The minotaur snorted. "Greywack. Not exciting story like changelings. Work quarry for twenty years. Hard work, pay okay. Then quarry closes. Money problems. Wife's grandparents getting old, need support in a few years."

The minotaur shook his head, describing an impressive arc with his horns. Landshark stopped herself from taking a step back. "Son, daughter, they want to quit school, work, make money for us, grandparents. Big fight about it. I put hoof down. After twenty years in quarry, kids could just try to shift mountain, work as good. Now, work small jobs here. Bad pay in Equestria goes far in old country. I send money home, wife can afford pretty things, kids finish school, maybe learn smart trade. But hope better pay comes before wife's parents too old to work. Or kids talk about quitting school again."

Landshark listened quietly. She didn't technically need another employee, but she still had some wiggle room in the short term budget and figured she'd do him a good turn. Landshark was amused at herself. She could be described as confident to the point of arrogance, by people with power and authority. But on her mental hierarchy of respect, she'd always reserved the highest spots for the ordinary people, for whom providing for their family was heroic struggle enough in this world.

"Alright, Greywack. I'm Landshark. I'm looking to get set up as a blacksmith. I could use another assistant. I don't know if the other guy is tough enough for the job and I need a striker. Even if I run us into the ground, I got funds for two months of wages so worst case you'd still have some stability for the next couple weeks. Sound fair?"

"Sound fair enough," the minotaur agreed. "Maybe too old to learn fast, but learn. When?"

"Well," Landshark admitted, "I purchased a vacant plot but not everything has arrived or been built yet. Might be another week. Two, if I'm unlucky."

"Ok. Need any help before, say so." Greywack smiled a bit ruefully. "Time for language class. Sorry to cut short." With that, he walked off briskly.

Landshark left as well. She had promised to spend time with Dinky Do, one of Ruby Pinch's little friends, as a favor to Ditzy. The filly had taken a shine to her, she thought. Perhaps Ruby Pinch had been singing the construct's praises to her friends. But she couldn't help but worry. She had been vaguely aware of changelings, but hearing first hand about the queen had been bad. She hadn't felt so angry in a very long time, never in the human world, certainly, and it reminded her too much that she was a very different kind of being from humans or ponies, and that this nation was, after all, ruled by the very sort of beings she was built to undermine.

Landshark rested on the grass on Ponyville's park, watching the clouds. She was listening intently to Dinky Do talking about magic tutoring under Princess Twilight. The construct understood little of it, but it was enough to know that Dinky seemed happy with the lessons and whatever progress she was making.
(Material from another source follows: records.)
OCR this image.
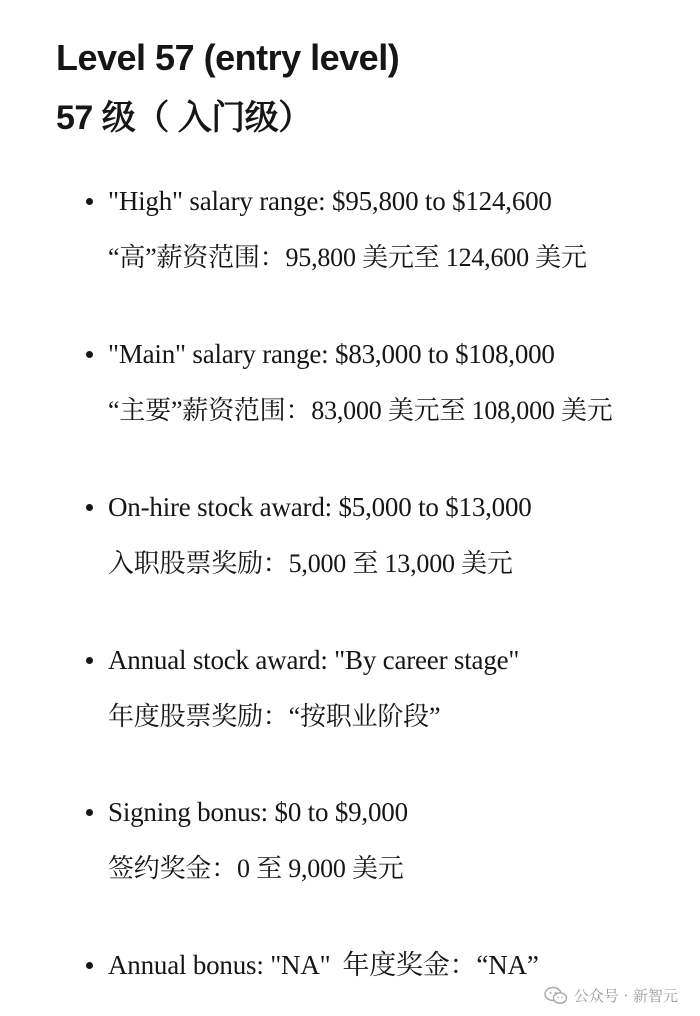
Level 57 (entry level)
57 级（ 入门级）
"High" salary range: $95,800 to $124,600
“高”薪资范围：95,800 美元至 124,600 美元
"Main" salary range: $83,000 to $108,000
“主要”薪资范围：83,000 美元至 108,000 美元
On-hire stock award: $5,000 to $13,000
入职股票奖励：5,000 至 13,000 美元
Annual stock award: "By career stage"
年度股票奖励：“按职业阶段”
Signing bonus: $0 to $9,000
签约奖金：0 至 9,000 美元
Annual bonus: "NA" 年度奖金：“NA”
公众号 · 新智元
"You know, if Twilight ever gets around to figuring out how to properly enchant steel, and I get my business set up, you could have a go at it. Putting magic into metal, I mean."

Dinky stepped onto Landshark's chest to better come face to face with her and smiled. "Could I? If it's not too hard, I'll do it. Maybe you can make magic shoes for mom!"

Landshark scratched the filly behind her ears with one hand. The weight on her chest didn't bother her. Her joints might be fragile, but her torso was reinforced. The construct smiled, in her usual way, as Dinky echoed an idea she'd had herself. "Exactly. She'd love that." She paused. "Love is kinda like a horseshoe, I guess."

"You're going to have to explain that." Dinky tried to sound patiently indulgent, which didn't quite work. In any case, the filly was getting used to Landshark's occasional rambling. Usually it at least seemed sensible.

"Well," Landshark reasoned while touching her index fingers to the filly's forehooves. "If you go walk somewhere rough, the metal keeps the ground from wearing down your hooves, right?"

"Yes," Dinky agreed with a hint of 'no, duh' in her voice. She nodded for Landshark to continue.

Landshark poked Dinky in the chest, making her giggle. "Well, if life or other ponies treat you rough, it's remembering your loved ones that keeps you from being worn down. That's why your mother is always so happy, you know. Because she has you."

Dinky nodded slowly and smiled sweetly. "Okay. That works both ways, then." She paused. "I guess now that you explained it it's a lot less silly than it sounds. A lot!"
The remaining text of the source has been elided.